There is ever rarely such a thing as a mean mother, mean father or ill meaning parents for that matter.
Yet, when we enter this beautiful world of being parents, just like in your corporate or social circle, we are not spared of criticism. People are quick to notice the dirty diaper on your two year old, but conveniently overlook the dark circles under your eyes. They are quick to notice the second chocolate your child eats, despite the fact that he/she had just been fed a full nutritious meal. Well, we all get chocolate cravings and children are no different.
And so, while in the real world we have the Moral Police, I call these well wishers our very own Mommy Police. The prime objective of the Mommy Police is to put you on this major guilt trip of how you could improve your parenting skills. In her frame of reference, you are never doing your best.
We are all familiar with this kind of Mommy Policing, but very rarely do we say anything against it. So here is a list of instances where the Mommy Police say all these mean things and what the voice in our head would like to say:
“Why are you giving her the bottle? Breast milk is best for her.”
“I don’t think there is any mother in this world who doesn’t know that. But thank you anyway. Now shall I continue feeding my baby the best way I know how?”
“You should not give her the pacifier, she will get crooked teeth.”
“Had you been in my place, trying to pacify my little one since the past 2 hours, you would have done the same. My baby is at peace, isn’t that more important?”
“Oh, she is 15 months old, and still not walking?”
“Aren’t you glad to see him in my arms a bit longer? Besides I have yet to come across a 2 year old not walking. And when he does start walking, I will be sure to send him to your place then.”
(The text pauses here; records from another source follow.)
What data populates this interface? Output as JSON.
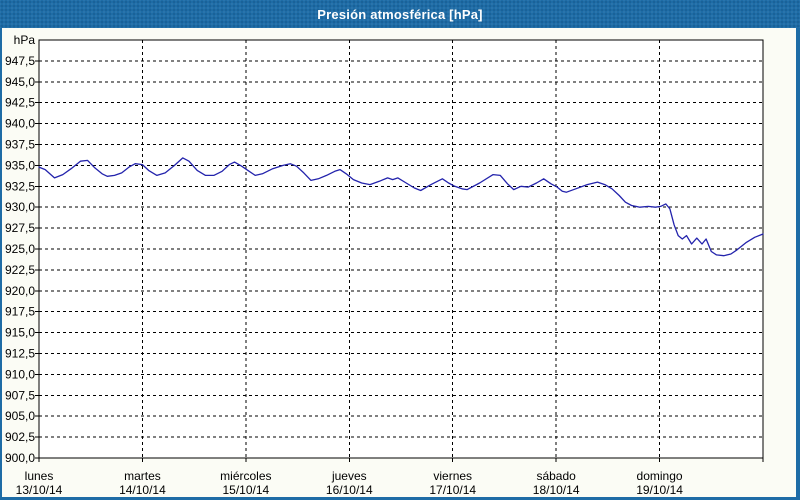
{
  "window": {
    "title": "Presión atmosférica [hPa]"
  },
  "colors": {
    "titlebar_bg": "#1E6CA6",
    "titlebar_text": "#FFFFFF",
    "window_border": "#1E6CA6",
    "content_bg": "#FBFCF5",
    "plot_bg": "#FFFFFF",
    "grid_color": "#000000",
    "axis_color": "#000000",
    "text_color": "#000000",
    "line_color": "#2323AC"
  },
  "chart_data": {
    "type": "line",
    "title": "Presión atmosférica [hPa]",
    "grid": "dashed",
    "legend_position": "none",
    "y_axis": {
      "unit_label": "hPa",
      "min": 900,
      "max": 950,
      "tick_step": 2.5,
      "tick_labels_top_to_bottom": [
        "947,5",
        "945,0",
        "942,5",
        "940,0",
        "937,5",
        "935,0",
        "932,5",
        "930,0",
        "927,5",
        "925,0",
        "922,5",
        "920,0",
        "917,5",
        "915,0",
        "912,5",
        "910,0",
        "907,5",
        "905,0",
        "902,5",
        "900,0"
      ]
    },
    "x_axis": {
      "days": [
        {
          "name": "lunes",
          "date": "13/10/14"
        },
        {
          "name": "martes",
          "date": "14/10/14"
        },
        {
          "name": "miércoles",
          "date": "15/10/14"
        },
        {
          "name": "jueves",
          "date": "16/10/14"
        },
        {
          "name": "viernes",
          "date": "17/10/14"
        },
        {
          "name": "sábado",
          "date": "18/10/14"
        },
        {
          "name": "domingo",
          "date": "19/10/14"
        }
      ]
    },
    "series": [
      {
        "name": "Presión atmosférica",
        "color": "#2323AC",
        "points_day_hpa": [
          [
            0.0,
            934.8
          ],
          [
            0.06,
            934.5
          ],
          [
            0.15,
            933.5
          ],
          [
            0.23,
            933.9
          ],
          [
            0.31,
            934.6
          ],
          [
            0.4,
            935.5
          ],
          [
            0.47,
            935.6
          ],
          [
            0.54,
            934.7
          ],
          [
            0.61,
            934.0
          ],
          [
            0.66,
            933.7
          ],
          [
            0.73,
            933.8
          ],
          [
            0.8,
            934.1
          ],
          [
            0.87,
            934.8
          ],
          [
            0.93,
            935.2
          ],
          [
            1.0,
            935.1
          ],
          [
            1.06,
            934.4
          ],
          [
            1.14,
            933.8
          ],
          [
            1.22,
            934.1
          ],
          [
            1.31,
            935.0
          ],
          [
            1.39,
            935.9
          ],
          [
            1.45,
            935.5
          ],
          [
            1.53,
            934.4
          ],
          [
            1.61,
            933.8
          ],
          [
            1.69,
            933.8
          ],
          [
            1.77,
            934.3
          ],
          [
            1.84,
            935.1
          ],
          [
            1.89,
            935.4
          ],
          [
            1.96,
            934.9
          ],
          [
            2.02,
            934.4
          ],
          [
            2.09,
            933.8
          ],
          [
            2.16,
            934.0
          ],
          [
            2.26,
            934.6
          ],
          [
            2.36,
            935.0
          ],
          [
            2.43,
            935.2
          ],
          [
            2.49,
            934.9
          ],
          [
            2.56,
            934.1
          ],
          [
            2.63,
            933.2
          ],
          [
            2.7,
            933.4
          ],
          [
            2.78,
            933.8
          ],
          [
            2.86,
            934.3
          ],
          [
            2.91,
            934.5
          ],
          [
            2.97,
            934.0
          ],
          [
            3.04,
            933.3
          ],
          [
            3.12,
            932.9
          ],
          [
            3.2,
            932.7
          ],
          [
            3.29,
            933.1
          ],
          [
            3.37,
            933.5
          ],
          [
            3.42,
            933.3
          ],
          [
            3.47,
            933.5
          ],
          [
            3.55,
            932.9
          ],
          [
            3.63,
            932.3
          ],
          [
            3.69,
            932.0
          ],
          [
            3.79,
            932.7
          ],
          [
            3.9,
            933.4
          ],
          [
            3.96,
            932.9
          ],
          [
            4.02,
            932.5
          ],
          [
            4.09,
            932.2
          ],
          [
            4.14,
            932.1
          ],
          [
            4.26,
            932.9
          ],
          [
            4.39,
            933.9
          ],
          [
            4.46,
            933.8
          ],
          [
            4.53,
            932.8
          ],
          [
            4.59,
            932.1
          ],
          [
            4.66,
            932.5
          ],
          [
            4.73,
            932.4
          ],
          [
            4.81,
            932.9
          ],
          [
            4.88,
            933.4
          ],
          [
            4.95,
            932.8
          ],
          [
            5.01,
            932.4
          ],
          [
            5.06,
            931.9
          ],
          [
            5.1,
            931.8
          ],
          [
            5.19,
            932.2
          ],
          [
            5.3,
            932.7
          ],
          [
            5.4,
            933.0
          ],
          [
            5.47,
            932.7
          ],
          [
            5.54,
            932.2
          ],
          [
            5.61,
            931.4
          ],
          [
            5.67,
            930.6
          ],
          [
            5.73,
            930.2
          ],
          [
            5.81,
            930.0
          ],
          [
            5.89,
            930.1
          ],
          [
            5.96,
            930.0
          ],
          [
            6.01,
            930.1
          ],
          [
            6.06,
            930.4
          ],
          [
            6.1,
            929.8
          ],
          [
            6.14,
            927.9
          ],
          [
            6.18,
            926.6
          ],
          [
            6.22,
            926.2
          ],
          [
            6.26,
            926.6
          ],
          [
            6.31,
            925.6
          ],
          [
            6.36,
            926.3
          ],
          [
            6.41,
            925.6
          ],
          [
            6.45,
            926.2
          ],
          [
            6.5,
            924.7
          ],
          [
            6.55,
            924.3
          ],
          [
            6.62,
            924.2
          ],
          [
            6.69,
            924.4
          ],
          [
            6.75,
            924.9
          ],
          [
            6.84,
            925.8
          ],
          [
            6.92,
            926.4
          ],
          [
            7.0,
            926.8
          ]
        ]
      }
    ]
  }
}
“Why is she so thin, don’t you feed her?”
“Actually I don’t feed my child. In fact, I eat her and my husband’s share of food too.”
“Aren’t you going to have another one? You must have another one”
“Of course I will have one more ice-cream. Oh sorry, you meant the baby? Why don’t YOU have another one, instead of me?”
“He is two now, you should get him off the diaper.”
“Ever notice the bags under my eyes? Okay, then you don’t have the right to notice the bags under his pants too.”
“Why are you feeding Maggi to her? I am a working mother yet I make fresh meals.”
“Can I send her to your place to eat then? Honestly, this one time in months that I give her Maggi and you happen to come visit me. Where were you when she was eating daal, sabzi, roti, chawal all these days?”
“You still feed her? She is old enough to eat on her own.”
“Again, can I send her to your place to eat then? I like feeding her sometimes, even though she is old enough to eat on her own. Got it?”
And you know the list can continue. But we need to realise that such comments don’t necessarily help. In fact they do just the opposite. In today’s world, it is increasingly challenging to raise children, especially with nuclear families, ever increasing influence of media and above all hypocrisy and bigotry.
So here is a humble request to all the Mommy Police out there, can we help each other in this journey rather than pulling each other down?
Can we stop passing mean rude comments about how we dress our children, what we feed them, whether we enrol them in extracurricular activities or not, whether we let them watch TV or not and so on?
And can we rather, appreciate each other for doing the best we can for our little ones and enjoy this journey of parenthood?